Order of Basic keywords

carlsson · Post by **carlsson** » Thu Jan 22, 2009 9:30 am

Rather than further disturbing Kweepa's thread, I thought we could discuss the order of Basic keywords and how different tokenizers handle them in a separate thread.

As far as I understand, keywords (excluding special symbols) are tokenized in this order:

END, FOR, NEXT, DATA, INPUT#, INPUT, DIM, READ, LET, GOTO, RUN, IF, RESTORE, GOSUB, RETURN, REM, STOP, ON, WAIT, LOAD, SAVE, VERIFY, DEF, POKE, PRINT#, PRINT, CONT, LIST, CLR, CMD, SYS, OPEN, CLOSE, GET, NEW, TAB, TO, FN, SPC, THEN, NOT, STEP, AND, OR, SGN, INT, ABS, USR, FRE, POS, SQR, RND, LOG, EXP, COS, SIN, TAN, ATN, PEEK, LEN, STR$, VAL, ASC, CHR$, LEFT$, RIGHT$, MID$, GO

I don't see GET# in the list, but perhaps Basic handles the two variants in one call unlike INPUT# and PRINT#.

From here we can come up with impossible combinations if spaces are omitted. "T AND 16" and "S TO P" were already mentioned. Obviously the parser will choke on something like "LF OR 32" without spaces. I suppose "ON LO GOTO 25" also needs to be spaced.

Most of the time I believe you will quickly spot a misplaced keyword if Basic bails out with ?SYNTAX ERROR but it can be fun to try various tokenizers how they handle these peculiar cases.

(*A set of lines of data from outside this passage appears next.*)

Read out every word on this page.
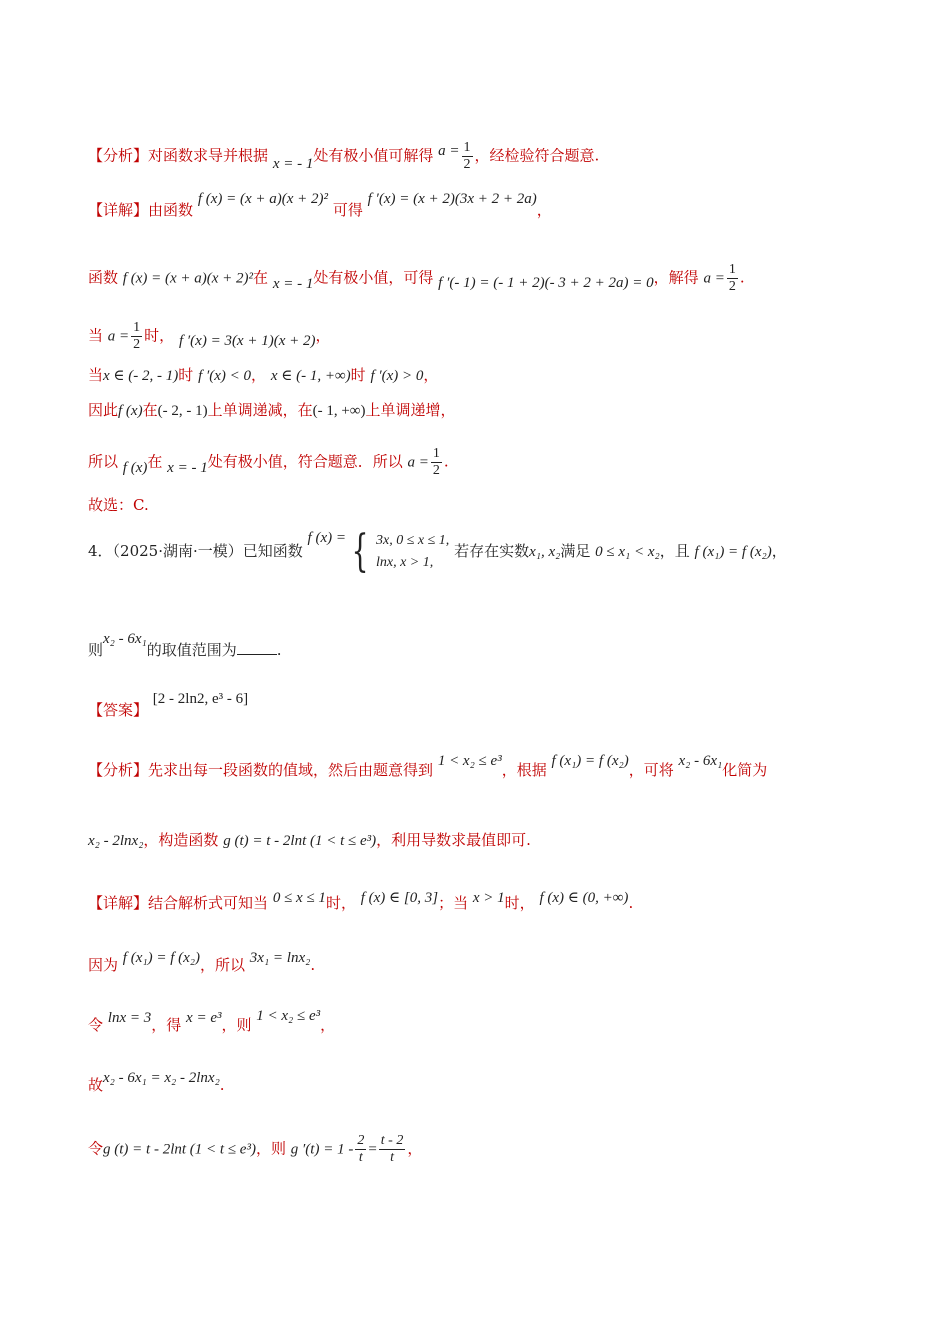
【分析】对函数求导并根据 x = - 1处有极小值可解得 $a = \frac{1}{2}$ ，经检验符合题意.
【详解】由函数 f (x) = (x + a)(x + 2)² 可得 f ′(x) = (x + 2)(3x + 2 + 2a)，
函数 f (x) = (x + a)(x + 2)²在 x = - 1处有极小值，可得 f ′(- 1) = (- 1 + 2)(- 3 + 2 + 2a) = 0，解得 $a = \frac{1}{2}$ .
当 $a = \frac{1}{2}$ 时， f ′(x) = 3(x + 1)(x + 2)，
当x ∈ (- 2, - 1)时 f ′(x) < 0， x ∈ (- 1, +∞)时 f ′(x) > 0，
因此f (x)在(- 2, - 1)上单调递减，在(- 1, +∞)上单调递增，
所以 f (x)在 x = - 1处有极小值，符合题意．所以 $a = \frac{1}{2}$ .
故选：C.
4．（2025·湖南·一模）已知函数 f (x) = { 3x, 0 ≤ x ≤ 1,
lnx, x > 1,
若存在实数x₁, x₂满足 0 ≤ x₁ < x₂，且 f (x₁) = f (x₂)，
则x₂ - 6x₁的取值范围为	.
【答案】 [2 - 2ln2, e³ - 6]
【分析】先求出每一段函数的值域，然后由题意得到 1 < x₂ ≤ e³，根据 f (x₁) = f (x₂)，可将 x₂ - 6x₁化简为
x₂ - 2lnx₂，构造函数 g (t) = t - 2lnt (1 < t ≤ e³)，利用导数求最值即可.
【详解】结合解析式可知当 0 ≤ x ≤ 1时， f (x) ∈ [0, 3]；当 x > 1时， f (x) ∈ (0, +∞).
因为 f (x₁) = f (x₂)，所以 3x₁ = lnx₂.
令 lnx = 3，得 x = e³，则 1 < x₂ ≤ e³，
故x₂ - 6x₁ = x₂ - 2lnx₂.
令g (t) = t - 2lnt (1 < t ≤ e³)，则 g $'(t) = 1 - \frac{2}{t} = \frac{t - 2}{t}$ ，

Mike · Post by **Mike** » Fri Jan 23, 2009 2:09 am

The BASIC tokenizer roughly works as follows:

There is a text pointer, an offset, and keyword pointer. The text pointer looks at the first still not tokenized char of the input line, the offset adds to a position further into the input line. The keyword pointer starts at the begin of the keyword table.

A mismatch resets the offset to zero, and advances the keyword pointer to the next keyword.

If a match is found, the letters are shortened to the token, the gap behind is closed, and then the text pointer is set behind the token. Never does the tokenizer take a look to the left! But that's what happened in the STOP case.

Only if no keyword matches, the text pointer is advanced by one, the character left as is, and the keyword pointer reset to the begin.

Thus, order of the keywords in the list really doesn't matter - the numbering of the result set aside -, as long as there's no shorter keyword preceding a longer one, where both are identical up to the last letter of the shorter one. That's the reason INPUT is prefaced by INPUT#. Otherwise INPUT# could never be tokenized with a single byte token.

carlsson wrote:Most of the time I believe you will quickly spot a misplaced keyword if Basic bails out with ?SYNTAX ERROR but it can be fun to try various tokenizers how they handle these peculiar cases.

Of course, the CBM tokenizer is the reference. Any other tokenizer should better give the same result.

Michael